Поля, церкви, торговые центры. Пейзаж с шоссе и холмами. Общественного транспорта нет. На выходные общежитие закрывается, и некоторые разъезжаются по домам, но девочка живет слишком далеко, так что она остается в семье, которая за ней присматривает и водит в церковь. Иногда она гостит в доме у лучшей подруги. Стены там скрипучие. Зимой дороги вечно скрываются в тумане. Выглядываешь и видишь серое поле, разрезанное пополам оконной рамой. Только много лет спустя девочке — тогда уже женщине — придет в голову, что не было ничего такого уж унылого и угнетающего в том пейзаже.
На рассвете облака подсвечиваются пылающе-розовым цветом. Золотой свет льется через деревья, которые кажутся черными, как догоревшие факелы.
В общежитии есть и развлечения. По средам в гостиной вечерний библейский кружок. Девочка посещает его раз или два, но чувствует себя неполноценной, ее пугает неизвестный язык, на котором там принято изъясняться. Мальчики и девочки из библейского кружка владеют им в совершенстве, без труда могут вписать хваление Господу в любое предложение, у всех горящие глаза, сияющие волосы и футболки из летних церковных лагерей, так что девочка среди них чувствует себя слегка чужой. Лучше уйти, проскользнув в носках по коридору. Она идет на вечерний киносеанс в подвале: показывают «Монти Пайтон и Священный Грааль»[135]. Там поначалу как будто тоже говорят на незнакомом языке, но постепенно дети втягиваются и уже катаются по полу от смеха. Этот фильм становится для девочки любимым. После кто-то говорит, что чувствует вину за этот безудержный смех, поскольку фильм высмеивает христианство. Но другой говорит, что стыдиться тут нечего, потому что смеялись не над христианами, а над католиками.
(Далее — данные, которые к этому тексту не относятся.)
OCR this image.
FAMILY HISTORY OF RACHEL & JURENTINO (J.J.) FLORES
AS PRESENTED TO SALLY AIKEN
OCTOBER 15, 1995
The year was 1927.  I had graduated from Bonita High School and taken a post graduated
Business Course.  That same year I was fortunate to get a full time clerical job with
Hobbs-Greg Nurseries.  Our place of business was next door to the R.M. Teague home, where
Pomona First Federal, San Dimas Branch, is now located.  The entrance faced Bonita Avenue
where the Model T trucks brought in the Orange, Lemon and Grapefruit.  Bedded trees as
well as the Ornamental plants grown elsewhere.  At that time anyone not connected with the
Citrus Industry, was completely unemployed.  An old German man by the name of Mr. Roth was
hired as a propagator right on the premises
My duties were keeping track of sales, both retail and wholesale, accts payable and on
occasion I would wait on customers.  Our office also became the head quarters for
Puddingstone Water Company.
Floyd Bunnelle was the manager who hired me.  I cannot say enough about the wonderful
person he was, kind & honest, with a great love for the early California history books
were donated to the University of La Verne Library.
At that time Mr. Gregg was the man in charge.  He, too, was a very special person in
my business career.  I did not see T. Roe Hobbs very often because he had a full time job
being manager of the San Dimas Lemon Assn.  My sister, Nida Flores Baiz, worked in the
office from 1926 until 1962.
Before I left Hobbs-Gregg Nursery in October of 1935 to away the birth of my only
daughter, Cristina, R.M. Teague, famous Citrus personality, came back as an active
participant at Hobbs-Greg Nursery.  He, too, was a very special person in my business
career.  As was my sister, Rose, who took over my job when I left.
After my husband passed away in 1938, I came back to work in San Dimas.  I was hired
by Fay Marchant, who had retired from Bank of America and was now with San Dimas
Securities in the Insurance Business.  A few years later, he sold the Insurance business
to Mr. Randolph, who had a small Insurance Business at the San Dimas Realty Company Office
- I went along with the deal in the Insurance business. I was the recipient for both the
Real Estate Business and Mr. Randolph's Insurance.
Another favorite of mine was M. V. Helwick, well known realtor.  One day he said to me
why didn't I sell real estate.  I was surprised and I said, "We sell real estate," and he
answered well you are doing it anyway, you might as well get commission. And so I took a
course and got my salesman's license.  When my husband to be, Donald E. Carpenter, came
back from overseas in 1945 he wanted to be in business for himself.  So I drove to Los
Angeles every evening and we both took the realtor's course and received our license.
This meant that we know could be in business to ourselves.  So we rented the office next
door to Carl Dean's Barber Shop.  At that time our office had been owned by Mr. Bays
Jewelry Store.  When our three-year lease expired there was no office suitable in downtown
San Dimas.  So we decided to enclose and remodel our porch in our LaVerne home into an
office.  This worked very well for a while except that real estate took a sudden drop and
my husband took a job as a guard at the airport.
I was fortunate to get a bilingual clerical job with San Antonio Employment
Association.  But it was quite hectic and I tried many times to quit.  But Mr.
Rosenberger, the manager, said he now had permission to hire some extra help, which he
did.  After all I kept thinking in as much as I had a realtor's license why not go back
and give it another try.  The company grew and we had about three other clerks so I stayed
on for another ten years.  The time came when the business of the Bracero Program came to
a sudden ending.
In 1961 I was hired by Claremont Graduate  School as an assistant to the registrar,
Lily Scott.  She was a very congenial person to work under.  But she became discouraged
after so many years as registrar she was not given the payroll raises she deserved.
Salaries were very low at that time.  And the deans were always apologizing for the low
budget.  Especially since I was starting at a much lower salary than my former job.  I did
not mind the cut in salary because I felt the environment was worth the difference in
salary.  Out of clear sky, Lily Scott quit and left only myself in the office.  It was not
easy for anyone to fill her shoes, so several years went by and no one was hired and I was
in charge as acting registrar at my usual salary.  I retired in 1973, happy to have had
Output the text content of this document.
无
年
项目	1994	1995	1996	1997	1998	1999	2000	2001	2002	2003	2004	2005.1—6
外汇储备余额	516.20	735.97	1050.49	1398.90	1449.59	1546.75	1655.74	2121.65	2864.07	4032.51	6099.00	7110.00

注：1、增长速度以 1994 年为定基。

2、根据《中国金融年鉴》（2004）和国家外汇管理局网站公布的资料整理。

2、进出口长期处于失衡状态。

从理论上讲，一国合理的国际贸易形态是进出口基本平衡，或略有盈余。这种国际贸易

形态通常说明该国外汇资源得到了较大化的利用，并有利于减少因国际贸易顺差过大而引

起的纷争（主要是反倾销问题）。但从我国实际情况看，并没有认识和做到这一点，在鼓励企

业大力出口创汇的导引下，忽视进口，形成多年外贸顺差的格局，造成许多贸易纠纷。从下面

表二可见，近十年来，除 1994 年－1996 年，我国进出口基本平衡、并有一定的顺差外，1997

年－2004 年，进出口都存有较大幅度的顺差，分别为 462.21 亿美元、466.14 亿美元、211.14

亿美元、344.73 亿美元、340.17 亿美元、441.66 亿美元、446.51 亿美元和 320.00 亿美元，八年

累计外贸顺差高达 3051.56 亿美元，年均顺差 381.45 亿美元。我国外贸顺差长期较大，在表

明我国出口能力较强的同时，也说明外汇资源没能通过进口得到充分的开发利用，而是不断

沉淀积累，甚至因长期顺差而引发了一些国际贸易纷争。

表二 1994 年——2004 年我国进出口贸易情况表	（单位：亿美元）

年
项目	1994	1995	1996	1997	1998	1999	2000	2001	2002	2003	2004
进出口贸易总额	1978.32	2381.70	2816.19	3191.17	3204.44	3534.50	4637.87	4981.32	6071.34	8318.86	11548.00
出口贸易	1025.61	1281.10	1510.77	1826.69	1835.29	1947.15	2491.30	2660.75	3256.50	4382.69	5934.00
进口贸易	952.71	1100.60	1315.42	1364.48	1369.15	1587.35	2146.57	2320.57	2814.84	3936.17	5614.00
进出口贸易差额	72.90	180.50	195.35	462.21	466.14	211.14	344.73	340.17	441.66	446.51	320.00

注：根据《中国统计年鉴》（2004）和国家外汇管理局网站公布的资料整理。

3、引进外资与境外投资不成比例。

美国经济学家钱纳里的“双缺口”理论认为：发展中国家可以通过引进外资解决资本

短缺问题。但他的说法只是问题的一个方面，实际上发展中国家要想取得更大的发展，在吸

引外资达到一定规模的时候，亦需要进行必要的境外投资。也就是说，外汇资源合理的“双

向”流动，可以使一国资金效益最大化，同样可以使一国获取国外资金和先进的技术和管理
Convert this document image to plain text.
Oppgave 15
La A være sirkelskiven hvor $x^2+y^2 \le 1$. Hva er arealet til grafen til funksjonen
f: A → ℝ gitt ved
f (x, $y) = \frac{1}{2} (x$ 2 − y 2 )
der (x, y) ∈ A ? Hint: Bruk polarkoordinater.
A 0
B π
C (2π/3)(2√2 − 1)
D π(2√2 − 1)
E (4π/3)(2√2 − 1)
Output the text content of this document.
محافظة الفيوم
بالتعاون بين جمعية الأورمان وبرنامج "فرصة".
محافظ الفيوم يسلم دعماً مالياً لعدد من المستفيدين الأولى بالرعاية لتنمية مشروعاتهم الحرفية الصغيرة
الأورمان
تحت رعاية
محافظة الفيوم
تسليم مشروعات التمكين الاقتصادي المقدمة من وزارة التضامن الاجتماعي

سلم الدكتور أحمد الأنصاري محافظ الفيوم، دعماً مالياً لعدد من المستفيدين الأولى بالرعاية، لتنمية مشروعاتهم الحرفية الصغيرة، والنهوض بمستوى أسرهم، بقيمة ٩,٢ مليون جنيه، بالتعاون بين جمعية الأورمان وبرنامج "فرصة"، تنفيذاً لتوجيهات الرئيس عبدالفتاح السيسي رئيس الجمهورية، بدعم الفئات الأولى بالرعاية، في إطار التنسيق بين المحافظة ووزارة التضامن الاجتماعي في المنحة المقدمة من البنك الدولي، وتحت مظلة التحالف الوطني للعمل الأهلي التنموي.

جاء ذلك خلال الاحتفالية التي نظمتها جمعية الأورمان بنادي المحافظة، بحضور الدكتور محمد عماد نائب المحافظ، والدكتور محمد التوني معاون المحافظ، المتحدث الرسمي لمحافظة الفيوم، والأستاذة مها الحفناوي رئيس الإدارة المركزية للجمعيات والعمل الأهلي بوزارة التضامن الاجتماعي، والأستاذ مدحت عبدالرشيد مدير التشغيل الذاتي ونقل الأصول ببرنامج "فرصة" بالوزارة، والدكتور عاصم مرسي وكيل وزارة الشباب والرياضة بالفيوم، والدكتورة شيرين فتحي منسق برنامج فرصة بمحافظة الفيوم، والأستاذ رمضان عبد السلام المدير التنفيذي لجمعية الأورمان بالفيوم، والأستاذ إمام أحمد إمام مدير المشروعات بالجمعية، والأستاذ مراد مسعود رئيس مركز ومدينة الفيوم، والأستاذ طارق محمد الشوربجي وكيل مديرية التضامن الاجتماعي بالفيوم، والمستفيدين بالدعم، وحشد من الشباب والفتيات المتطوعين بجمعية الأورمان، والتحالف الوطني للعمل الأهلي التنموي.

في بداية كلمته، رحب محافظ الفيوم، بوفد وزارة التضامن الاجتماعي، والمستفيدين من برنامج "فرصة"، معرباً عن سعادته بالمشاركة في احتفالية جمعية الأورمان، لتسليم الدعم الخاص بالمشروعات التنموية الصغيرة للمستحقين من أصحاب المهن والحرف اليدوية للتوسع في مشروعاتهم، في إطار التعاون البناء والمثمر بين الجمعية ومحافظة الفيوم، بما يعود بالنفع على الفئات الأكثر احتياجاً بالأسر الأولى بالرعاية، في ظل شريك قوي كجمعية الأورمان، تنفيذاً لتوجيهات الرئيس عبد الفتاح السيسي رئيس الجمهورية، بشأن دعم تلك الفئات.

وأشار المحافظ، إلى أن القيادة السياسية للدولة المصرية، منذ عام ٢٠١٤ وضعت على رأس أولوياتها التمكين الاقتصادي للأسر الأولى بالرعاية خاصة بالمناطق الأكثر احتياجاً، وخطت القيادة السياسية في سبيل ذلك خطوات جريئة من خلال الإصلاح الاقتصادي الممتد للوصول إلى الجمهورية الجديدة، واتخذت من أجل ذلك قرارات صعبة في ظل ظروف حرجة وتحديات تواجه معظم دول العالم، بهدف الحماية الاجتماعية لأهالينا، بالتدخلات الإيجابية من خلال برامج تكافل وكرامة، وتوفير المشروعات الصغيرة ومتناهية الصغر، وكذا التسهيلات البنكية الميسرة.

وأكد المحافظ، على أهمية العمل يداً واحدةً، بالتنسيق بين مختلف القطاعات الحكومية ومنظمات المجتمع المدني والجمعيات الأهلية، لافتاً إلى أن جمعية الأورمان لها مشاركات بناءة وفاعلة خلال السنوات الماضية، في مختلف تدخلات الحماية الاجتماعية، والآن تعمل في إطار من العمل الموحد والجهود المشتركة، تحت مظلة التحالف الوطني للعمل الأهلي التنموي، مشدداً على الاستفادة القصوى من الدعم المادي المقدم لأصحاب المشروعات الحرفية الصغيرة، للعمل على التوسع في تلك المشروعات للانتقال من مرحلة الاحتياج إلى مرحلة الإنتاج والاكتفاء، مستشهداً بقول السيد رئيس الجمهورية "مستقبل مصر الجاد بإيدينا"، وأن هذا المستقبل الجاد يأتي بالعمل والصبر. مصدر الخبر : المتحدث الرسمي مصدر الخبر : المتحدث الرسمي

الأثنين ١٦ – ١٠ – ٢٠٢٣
У девочки есть красная Библия в кожаном переплете, подарок мамы. Она читает ее, когда соседки нет в комнате. Старается вникнуть. Подчеркивает поразившие ее строчки. А на полях пишет: «Аллилуйя!» На страницу падает белый свет с неба, перерезанного телефонными проводами.
Девочка пробует сосчитать лилии в поле. Экспериментирует с макияжем. Советуется с лучшей подругой по общему телефону. Вот она сидит у телефона с мокрой после душа головой, мимо проходит другая девочка и машет ей рукой: привет. Позже она признается:
— Никогда раньше не видела, чтобы кому-то мокрые волосы шли больше, чем сухие.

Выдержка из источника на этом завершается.